Donald Sterling’s racist ranting and comments have stirred things up at the NBA, but according to current and past Clippers team members, he has been causing problems and being disrespectful for years.
Several former Clippers players have claimed that Sterling would often barge into their locker room and either degrade the players or make comments that made them feel uncomfortable. One former member even claimed that Sterling would tell his guests to look at the players’ ''beautiful black bodies.''
Sterling’s recent comments may have shocked many people, but not those associated with him through the NBA. Clippers general manager Elgin Baylor says that Sterling’s behavior is not out of the ordinary for him and that the NBA has let similar incidents slide on several occasions.
''It put a smile on my face that finally he would be unable to deny the racist allegations against him,'' said Carl Douglas, a lawyer who represented former Clippers general manager Elgin Baylor in a lawsuit against Sterling.
''This is a guy who, as the owner, sits courtside at the half-court line,'' Douglas added. ''No other owner sits like that.
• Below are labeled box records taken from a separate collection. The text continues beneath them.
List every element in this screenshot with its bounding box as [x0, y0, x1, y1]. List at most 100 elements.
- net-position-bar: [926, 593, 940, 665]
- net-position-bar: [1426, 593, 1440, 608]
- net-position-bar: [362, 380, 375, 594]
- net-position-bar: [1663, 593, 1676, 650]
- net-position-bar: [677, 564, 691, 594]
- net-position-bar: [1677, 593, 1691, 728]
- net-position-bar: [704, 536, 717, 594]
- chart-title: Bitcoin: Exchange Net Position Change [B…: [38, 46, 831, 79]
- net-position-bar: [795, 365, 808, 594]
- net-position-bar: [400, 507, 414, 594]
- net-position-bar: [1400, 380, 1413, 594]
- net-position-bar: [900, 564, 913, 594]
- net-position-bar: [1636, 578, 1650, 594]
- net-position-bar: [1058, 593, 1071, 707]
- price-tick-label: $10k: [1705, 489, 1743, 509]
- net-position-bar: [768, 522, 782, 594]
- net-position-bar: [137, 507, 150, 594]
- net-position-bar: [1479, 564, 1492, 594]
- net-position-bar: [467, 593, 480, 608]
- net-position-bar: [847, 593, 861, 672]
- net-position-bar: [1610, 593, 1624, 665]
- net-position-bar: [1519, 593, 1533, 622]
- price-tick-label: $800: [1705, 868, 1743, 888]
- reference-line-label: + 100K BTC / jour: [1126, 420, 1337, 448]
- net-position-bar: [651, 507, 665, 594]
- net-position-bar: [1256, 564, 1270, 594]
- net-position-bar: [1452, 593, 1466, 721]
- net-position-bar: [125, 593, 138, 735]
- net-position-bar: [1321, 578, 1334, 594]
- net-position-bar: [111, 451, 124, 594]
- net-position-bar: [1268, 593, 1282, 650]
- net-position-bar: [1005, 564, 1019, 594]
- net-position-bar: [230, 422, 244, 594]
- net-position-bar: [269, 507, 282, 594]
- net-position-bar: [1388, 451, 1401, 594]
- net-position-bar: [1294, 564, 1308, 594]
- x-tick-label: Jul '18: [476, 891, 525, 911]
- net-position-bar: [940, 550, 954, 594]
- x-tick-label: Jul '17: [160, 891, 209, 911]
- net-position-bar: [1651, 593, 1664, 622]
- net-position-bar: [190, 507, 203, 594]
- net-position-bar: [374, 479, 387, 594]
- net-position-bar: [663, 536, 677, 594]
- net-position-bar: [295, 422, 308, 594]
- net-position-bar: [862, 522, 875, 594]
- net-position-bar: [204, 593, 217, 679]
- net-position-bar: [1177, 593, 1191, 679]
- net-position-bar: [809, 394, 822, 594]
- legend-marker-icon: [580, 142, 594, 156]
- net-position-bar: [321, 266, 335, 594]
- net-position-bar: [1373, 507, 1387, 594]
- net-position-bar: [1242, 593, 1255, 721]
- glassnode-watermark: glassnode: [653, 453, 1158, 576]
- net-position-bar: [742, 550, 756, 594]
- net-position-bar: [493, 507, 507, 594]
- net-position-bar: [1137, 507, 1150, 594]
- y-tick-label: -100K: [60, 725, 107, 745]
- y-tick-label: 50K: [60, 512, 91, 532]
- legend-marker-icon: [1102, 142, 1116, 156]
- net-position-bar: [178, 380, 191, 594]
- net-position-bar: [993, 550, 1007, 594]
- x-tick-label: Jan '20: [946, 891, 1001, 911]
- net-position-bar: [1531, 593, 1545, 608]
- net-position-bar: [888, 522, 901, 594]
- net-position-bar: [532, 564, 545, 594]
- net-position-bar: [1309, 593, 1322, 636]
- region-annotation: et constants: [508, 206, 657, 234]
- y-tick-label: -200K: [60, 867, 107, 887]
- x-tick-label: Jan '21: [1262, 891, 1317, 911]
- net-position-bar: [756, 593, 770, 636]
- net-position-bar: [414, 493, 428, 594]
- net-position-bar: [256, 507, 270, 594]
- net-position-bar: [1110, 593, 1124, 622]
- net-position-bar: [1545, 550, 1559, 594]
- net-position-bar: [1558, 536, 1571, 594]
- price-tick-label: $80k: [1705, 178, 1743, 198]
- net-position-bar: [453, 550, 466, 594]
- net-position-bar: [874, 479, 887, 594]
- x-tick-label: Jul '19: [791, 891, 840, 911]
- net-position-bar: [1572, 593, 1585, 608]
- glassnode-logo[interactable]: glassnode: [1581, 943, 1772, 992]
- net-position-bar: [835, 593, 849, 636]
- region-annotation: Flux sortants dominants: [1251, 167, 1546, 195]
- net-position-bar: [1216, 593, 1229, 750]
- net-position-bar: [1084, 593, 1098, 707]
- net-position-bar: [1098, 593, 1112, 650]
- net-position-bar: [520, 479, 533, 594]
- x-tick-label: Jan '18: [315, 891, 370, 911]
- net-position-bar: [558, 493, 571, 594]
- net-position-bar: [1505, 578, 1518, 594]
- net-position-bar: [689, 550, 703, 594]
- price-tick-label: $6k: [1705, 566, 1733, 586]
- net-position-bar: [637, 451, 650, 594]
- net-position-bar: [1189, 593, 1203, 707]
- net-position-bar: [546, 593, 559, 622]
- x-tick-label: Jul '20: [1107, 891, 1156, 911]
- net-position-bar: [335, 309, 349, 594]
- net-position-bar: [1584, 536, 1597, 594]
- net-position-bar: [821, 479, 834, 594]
He has an ego the size of the Grand Canyon.''
Justice may have finally been served by NBA Commissioner Adam Silver, who banned Sterling from the NBA for life and fined him the maximum $2.5 million. Many people are hoping that Sterling will have to sell his team, but Silver does not have the power to make him do so.
Other team owners will vote on the issue and if at least 75% agree he should sell the team, he will have to do so. Sterling likely won’t go down easily and could make things very complicated for the NBA by arguing that he was not the person heard on tape making the racist comments.
“The NBA must also be concerned about the possibility of Sterling suing the NBA and owners, such as for breach of the Clippers franchise agreement or for violations of federal and state antitrust law,” said Michael McCann, founding director of the Sports and Entertainment Law Institute at the University of New Hampshire School of Law.
“A potential antitrust claim by Sterling against the NBA would be that his competitors (other NBA owners) and the NBA have conspired to expel him. By doing so, the logic goes, Sterling would have to sell his team at less than market value because prospective buyers would know that Sterling "has to" sell. As a result, he would attract lower bids.”
Do you think Sterling will be forced to sell the team and do you think his punishment is fair?